Democrats were outraged at Trump’s conservative pick, worrying that the decision would lead to an overturning of rulings on abortion and same-sex marriage, as well as an easing of gun restrictions and protection of Trump against the threat of indictment.
Demand Justice isn’t the only party trying to block Kavanaugh’s nomination. Following Trump’s announcement, the group Indivisible launched a campaign known as #savescotus, in which it deployed activists to show up at the district offices of senators to demand they oppose Kavanaugh in the upcoming Senate vote. And just hours after Kavanaugh was announced as Trump’s choice, hundreds of liberal activists gathered on the steps of the Supreme Court for a rally organized by dozens of left-leaning groups.
On the other side of the coin is the conservative advocacy group Judicial Crisis Network, which reserved more than two dozen internet domain names – one for each candidate on Trump’s list of potential Supreme Court picks – before the president's announcement, in a push to help whoever he chose to get confirmed.

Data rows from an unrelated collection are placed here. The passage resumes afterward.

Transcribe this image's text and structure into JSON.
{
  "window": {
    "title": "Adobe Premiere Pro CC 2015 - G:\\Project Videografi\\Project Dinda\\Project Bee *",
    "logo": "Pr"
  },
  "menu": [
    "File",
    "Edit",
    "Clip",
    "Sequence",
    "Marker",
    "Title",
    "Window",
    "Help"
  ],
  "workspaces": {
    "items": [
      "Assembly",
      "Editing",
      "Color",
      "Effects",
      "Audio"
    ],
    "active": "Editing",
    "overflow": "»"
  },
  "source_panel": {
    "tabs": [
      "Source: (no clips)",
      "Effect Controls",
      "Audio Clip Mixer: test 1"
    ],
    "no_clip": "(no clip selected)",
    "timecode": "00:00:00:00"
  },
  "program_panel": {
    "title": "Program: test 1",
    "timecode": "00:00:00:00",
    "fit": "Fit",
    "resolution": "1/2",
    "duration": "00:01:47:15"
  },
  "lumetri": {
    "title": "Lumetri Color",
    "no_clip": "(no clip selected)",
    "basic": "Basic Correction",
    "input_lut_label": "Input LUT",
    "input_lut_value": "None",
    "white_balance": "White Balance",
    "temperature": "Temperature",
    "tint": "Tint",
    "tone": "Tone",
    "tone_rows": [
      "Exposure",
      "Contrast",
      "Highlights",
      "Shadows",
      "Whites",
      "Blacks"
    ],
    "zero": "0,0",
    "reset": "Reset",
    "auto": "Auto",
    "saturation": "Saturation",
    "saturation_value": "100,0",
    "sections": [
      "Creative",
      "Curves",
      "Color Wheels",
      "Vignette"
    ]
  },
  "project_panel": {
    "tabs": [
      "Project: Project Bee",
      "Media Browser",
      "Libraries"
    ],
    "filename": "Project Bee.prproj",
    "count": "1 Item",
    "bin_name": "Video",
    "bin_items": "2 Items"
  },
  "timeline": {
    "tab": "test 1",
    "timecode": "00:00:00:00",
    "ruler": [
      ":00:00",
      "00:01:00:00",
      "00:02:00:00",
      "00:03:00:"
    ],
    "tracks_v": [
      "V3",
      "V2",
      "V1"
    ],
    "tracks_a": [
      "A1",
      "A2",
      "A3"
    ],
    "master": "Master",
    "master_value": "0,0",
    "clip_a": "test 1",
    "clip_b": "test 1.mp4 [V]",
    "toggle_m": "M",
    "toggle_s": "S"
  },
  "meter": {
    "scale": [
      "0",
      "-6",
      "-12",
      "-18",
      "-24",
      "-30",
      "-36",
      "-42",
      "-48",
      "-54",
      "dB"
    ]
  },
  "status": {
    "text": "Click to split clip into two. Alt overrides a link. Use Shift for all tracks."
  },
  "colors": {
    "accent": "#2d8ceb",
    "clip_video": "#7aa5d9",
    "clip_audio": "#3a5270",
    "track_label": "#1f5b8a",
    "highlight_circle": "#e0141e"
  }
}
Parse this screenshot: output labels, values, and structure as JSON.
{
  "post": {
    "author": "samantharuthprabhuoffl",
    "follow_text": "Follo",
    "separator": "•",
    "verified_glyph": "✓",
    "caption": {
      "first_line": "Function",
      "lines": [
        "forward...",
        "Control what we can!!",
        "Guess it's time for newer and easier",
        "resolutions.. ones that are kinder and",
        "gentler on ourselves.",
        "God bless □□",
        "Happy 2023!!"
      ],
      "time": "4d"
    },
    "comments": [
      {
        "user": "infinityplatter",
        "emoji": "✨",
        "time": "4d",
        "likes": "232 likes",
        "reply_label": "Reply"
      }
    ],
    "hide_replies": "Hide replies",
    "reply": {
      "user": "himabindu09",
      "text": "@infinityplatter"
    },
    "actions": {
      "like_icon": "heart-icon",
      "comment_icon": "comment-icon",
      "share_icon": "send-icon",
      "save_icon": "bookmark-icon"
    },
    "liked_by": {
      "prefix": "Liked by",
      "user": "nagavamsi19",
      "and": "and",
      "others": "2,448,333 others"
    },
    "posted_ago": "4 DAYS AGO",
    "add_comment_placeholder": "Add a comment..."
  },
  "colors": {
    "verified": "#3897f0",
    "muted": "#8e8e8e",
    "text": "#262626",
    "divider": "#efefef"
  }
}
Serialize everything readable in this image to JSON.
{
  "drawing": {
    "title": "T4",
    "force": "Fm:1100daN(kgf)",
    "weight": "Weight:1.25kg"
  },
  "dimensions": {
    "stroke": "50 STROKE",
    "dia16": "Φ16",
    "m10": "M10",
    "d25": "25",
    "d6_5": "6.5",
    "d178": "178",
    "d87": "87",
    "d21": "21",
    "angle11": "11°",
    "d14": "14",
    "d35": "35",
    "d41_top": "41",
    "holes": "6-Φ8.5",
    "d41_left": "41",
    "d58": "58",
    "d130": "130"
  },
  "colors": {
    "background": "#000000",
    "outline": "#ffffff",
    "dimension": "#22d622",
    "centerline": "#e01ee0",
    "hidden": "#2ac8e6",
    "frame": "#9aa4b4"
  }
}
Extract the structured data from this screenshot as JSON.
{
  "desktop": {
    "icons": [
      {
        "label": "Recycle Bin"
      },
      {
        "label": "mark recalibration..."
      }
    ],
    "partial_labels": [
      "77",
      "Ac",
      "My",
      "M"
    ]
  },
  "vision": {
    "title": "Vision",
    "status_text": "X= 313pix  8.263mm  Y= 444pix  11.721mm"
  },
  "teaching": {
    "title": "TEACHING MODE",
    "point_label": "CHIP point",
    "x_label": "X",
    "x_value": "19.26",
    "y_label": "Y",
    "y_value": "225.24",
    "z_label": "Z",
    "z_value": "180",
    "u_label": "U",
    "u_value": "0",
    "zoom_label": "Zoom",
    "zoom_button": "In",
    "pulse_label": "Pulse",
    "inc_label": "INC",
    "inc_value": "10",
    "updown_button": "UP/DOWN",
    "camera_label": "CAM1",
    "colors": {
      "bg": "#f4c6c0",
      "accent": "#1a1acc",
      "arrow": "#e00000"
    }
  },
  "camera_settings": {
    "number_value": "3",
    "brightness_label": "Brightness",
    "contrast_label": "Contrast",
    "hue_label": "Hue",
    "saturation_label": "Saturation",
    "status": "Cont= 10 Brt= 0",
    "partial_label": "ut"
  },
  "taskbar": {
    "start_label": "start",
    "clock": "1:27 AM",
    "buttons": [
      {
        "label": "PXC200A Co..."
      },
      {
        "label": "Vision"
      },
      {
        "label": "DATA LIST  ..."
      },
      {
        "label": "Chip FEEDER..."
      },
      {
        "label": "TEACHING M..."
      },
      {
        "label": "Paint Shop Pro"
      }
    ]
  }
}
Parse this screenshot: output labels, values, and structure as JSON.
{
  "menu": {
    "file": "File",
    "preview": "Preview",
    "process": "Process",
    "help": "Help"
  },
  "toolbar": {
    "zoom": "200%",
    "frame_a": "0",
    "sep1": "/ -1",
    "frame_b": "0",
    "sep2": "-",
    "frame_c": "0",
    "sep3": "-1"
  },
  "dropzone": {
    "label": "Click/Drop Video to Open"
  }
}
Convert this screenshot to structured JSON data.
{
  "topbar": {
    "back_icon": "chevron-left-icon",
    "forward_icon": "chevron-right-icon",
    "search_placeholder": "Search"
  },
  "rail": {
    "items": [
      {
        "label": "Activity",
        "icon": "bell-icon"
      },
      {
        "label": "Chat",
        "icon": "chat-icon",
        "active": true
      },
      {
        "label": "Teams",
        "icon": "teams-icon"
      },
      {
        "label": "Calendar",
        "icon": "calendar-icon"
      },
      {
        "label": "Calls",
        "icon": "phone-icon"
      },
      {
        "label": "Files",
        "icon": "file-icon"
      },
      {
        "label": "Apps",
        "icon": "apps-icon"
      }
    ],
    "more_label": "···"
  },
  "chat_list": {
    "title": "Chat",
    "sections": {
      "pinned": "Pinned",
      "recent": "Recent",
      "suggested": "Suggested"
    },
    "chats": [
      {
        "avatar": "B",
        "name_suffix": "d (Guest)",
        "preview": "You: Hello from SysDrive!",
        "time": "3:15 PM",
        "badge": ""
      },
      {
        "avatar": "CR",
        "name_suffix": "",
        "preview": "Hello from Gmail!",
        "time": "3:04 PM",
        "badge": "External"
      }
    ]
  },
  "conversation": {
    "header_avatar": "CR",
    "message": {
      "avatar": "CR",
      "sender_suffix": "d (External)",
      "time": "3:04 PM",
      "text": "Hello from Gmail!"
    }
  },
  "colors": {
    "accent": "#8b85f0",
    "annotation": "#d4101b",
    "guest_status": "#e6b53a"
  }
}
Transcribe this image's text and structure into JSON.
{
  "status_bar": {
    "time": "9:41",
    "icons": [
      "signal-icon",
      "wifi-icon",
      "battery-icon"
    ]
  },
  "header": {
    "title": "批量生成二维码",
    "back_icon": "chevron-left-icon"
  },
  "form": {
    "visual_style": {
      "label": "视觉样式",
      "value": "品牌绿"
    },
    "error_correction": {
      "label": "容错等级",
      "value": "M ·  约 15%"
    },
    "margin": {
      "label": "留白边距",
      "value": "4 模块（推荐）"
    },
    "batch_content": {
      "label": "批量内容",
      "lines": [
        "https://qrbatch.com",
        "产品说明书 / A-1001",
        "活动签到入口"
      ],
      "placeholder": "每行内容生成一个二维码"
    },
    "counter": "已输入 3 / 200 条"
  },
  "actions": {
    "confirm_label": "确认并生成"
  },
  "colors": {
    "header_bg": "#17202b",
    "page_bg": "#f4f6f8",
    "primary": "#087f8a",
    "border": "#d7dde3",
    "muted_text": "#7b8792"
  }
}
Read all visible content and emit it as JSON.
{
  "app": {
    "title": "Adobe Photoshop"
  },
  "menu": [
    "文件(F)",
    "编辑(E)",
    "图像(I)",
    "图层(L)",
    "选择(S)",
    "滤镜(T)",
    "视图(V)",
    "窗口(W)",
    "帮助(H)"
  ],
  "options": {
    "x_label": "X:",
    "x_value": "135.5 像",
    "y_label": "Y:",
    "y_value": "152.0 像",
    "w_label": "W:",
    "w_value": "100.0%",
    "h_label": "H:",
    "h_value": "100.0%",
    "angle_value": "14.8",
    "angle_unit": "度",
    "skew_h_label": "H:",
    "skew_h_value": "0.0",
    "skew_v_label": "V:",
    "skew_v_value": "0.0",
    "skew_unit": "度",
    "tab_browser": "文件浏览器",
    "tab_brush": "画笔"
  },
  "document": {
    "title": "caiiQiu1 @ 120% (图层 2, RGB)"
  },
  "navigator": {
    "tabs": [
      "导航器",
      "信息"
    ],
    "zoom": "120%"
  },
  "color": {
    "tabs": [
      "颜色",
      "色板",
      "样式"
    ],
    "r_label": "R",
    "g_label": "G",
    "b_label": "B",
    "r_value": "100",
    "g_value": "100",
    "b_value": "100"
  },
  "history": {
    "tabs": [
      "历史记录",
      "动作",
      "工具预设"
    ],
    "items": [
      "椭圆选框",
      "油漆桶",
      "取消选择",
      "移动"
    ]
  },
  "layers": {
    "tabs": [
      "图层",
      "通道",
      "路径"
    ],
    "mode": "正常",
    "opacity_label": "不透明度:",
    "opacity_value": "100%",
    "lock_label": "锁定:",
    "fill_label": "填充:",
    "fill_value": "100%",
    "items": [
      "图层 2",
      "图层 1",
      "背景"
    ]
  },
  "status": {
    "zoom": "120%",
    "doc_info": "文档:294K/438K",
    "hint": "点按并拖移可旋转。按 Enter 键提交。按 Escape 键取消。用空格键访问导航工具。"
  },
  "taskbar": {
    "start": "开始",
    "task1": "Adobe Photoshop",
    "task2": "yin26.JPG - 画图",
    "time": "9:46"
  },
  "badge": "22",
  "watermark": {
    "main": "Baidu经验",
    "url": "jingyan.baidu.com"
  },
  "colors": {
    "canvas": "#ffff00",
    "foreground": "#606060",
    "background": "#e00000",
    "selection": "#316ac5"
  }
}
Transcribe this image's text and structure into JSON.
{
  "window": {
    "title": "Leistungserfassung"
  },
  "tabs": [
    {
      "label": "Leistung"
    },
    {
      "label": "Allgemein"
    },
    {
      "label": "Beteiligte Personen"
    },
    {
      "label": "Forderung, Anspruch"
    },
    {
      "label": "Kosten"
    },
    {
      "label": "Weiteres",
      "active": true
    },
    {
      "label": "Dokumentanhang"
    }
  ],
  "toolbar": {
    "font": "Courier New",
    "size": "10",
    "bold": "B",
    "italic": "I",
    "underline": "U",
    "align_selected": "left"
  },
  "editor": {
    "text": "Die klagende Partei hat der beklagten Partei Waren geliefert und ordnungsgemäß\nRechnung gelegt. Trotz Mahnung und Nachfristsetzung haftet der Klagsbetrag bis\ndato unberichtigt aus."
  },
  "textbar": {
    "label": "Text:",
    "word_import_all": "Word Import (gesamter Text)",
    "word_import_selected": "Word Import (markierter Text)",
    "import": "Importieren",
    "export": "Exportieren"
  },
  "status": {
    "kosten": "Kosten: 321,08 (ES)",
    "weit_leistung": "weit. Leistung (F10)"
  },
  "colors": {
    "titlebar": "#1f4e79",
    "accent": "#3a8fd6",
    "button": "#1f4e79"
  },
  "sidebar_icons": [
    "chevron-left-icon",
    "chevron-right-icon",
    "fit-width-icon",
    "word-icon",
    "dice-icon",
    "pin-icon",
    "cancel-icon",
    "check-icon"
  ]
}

It has pledged to spend $1.4 million in television advertisements supporting Kavanaugh.
Officials within the Trump administration are pushing for hearings and a confirmation vote by October 1, in time for the court’s new term. Republicans have 51 seats in the Senate, but Sen. Susan Collins (R-ME) has already accused Kavanaugh of not being qualified for the job, indicating that she wouldn’t vote for his confirmation. In addition to this, Sen. John McCain (R-AZ), who is battling brain cancer, has been absent from Washington all year for health reasons. If he remains in his seat but is unable to turn up and vote, this could present another curve ball for Republicans, who could ultimately find themselves relying on Democrats in order to see Kavanaugh confirmed as Supreme Court justice.